When Chris walked into the room and looked at me with disgust, I took one of the Wedgwood cups that my beloved Aunt Curtis had given me and threw it against the wall next to him—not at him—with all the strength of my adrenaline-flooded body.
Did Helen or I rip the painting of the woman in a volcano down the middle and throw it on the dining room floor with all my other ripped and shattered possessions?

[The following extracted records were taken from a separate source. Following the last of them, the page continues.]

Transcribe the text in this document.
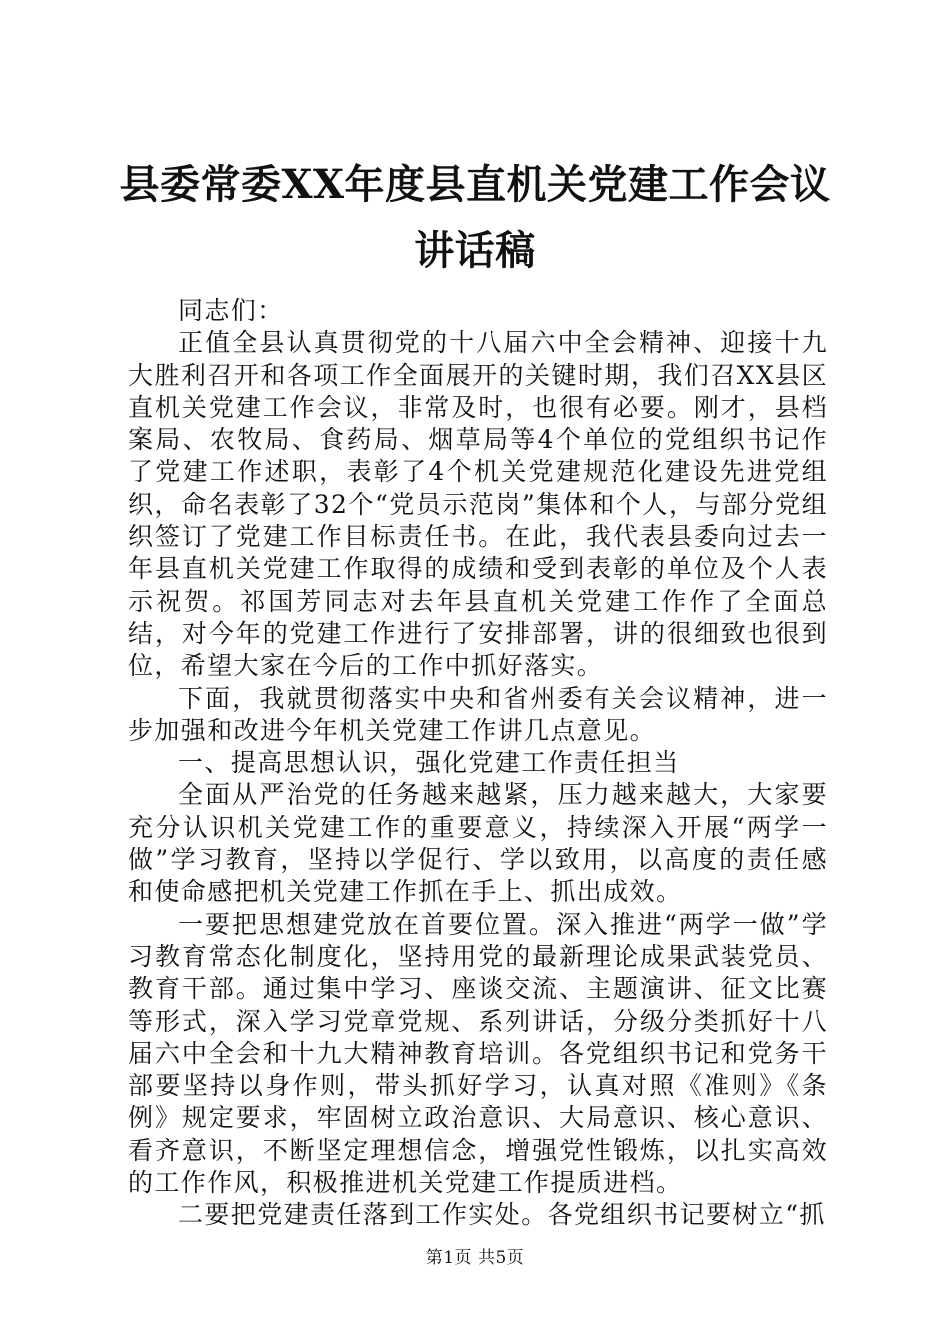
县委常委XX年度县直机关党建工作会议讲话稿

同志们：

正值全县认真贯彻党的十八届六中全会精神、迎接十九大胜利召开和各项工作全面展开的关键时期，我们召XX县区直机关党建工作会议，非常及时，也很有必要。刚才，县档案局、农牧局、食药局、烟草局等4个单位的党组织书记作了党建工作述职，表彰了4个机关党建规范化建设先进党组织，命名表彰了32个“党员示范岗”集体和个人，与部分党组织签订了党建工作目标责任书。在此，我代表县委向过去一年县直机关党建工作取得的成绩和受到表彰的单位及个人表示祝贺。祁国芳同志对去年县直机关党建工作作了全面总结，对今年的党建工作进行了安排部署，讲的很细致也很到位，希望大家在今后的工作中抓好落实。

下面，我就贯彻落实中央和省州委有关会议精神，进一步加强和改进今年机关党建工作讲几点意见。

一、提高思想认识，强化党建工作责任担当

全面从严治党的任务越来越紧，压力越来越大，大家要充分认识机关党建工作的重要意义，持续深入开展“两学一做”学习教育，坚持以学促行、学以致用，以高度的责任感和使命感把机关党建工作抓在手上、抓出成效。

一要把思想建党放在首要位置。深入推进“两学一做”学习教育常态化制度化，坚持用党的最新理论成果武装党员、教育干部。通过集中学习、座谈交流、主题演讲、征文比赛等形式，深入学习党章党规、系列讲话，分级分类抓好十八届六中全会和十九大精神教育培训。各党组织书记和党务干部要坚持以身作则，带头抓好学习，认真对照《准则》《条例》规定要求，牢固树立政治意识、大局意识、核心意识、看齐意识，不断坚定理想信念，增强党性锻炼，以扎实高效的工作作风，积极推进机关党建工作提质进档。

二要把党建责任落到工作实处。各党组织书记要树立“抓

第1页 共5页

I wasn’t aware when Chris and Amy had left the house to call Dr. Turcotte, who made out the papers to have me committed to the state hospital. He called the Amherst police to take me there. I was too absorbed in shattering glass and destroying my paintings and drawings.
Shortly the police arrived.
A policeman put handcuffs on me, while a policewoman silently watched. The doctor had evidently asked June to come with them. She stood beside me in the living room. When the policeman tried to get me out the door and into his car, my body went rigid as a steel rod. He dragged me across the street and tried to force me into the car. I struggled against him as hard as I could.
Of course he won. I gave up and sat down on the backseat. June went around to the other side and got in beside me. She sat upright and silent, hands folded in her lap, eyes straight ahead.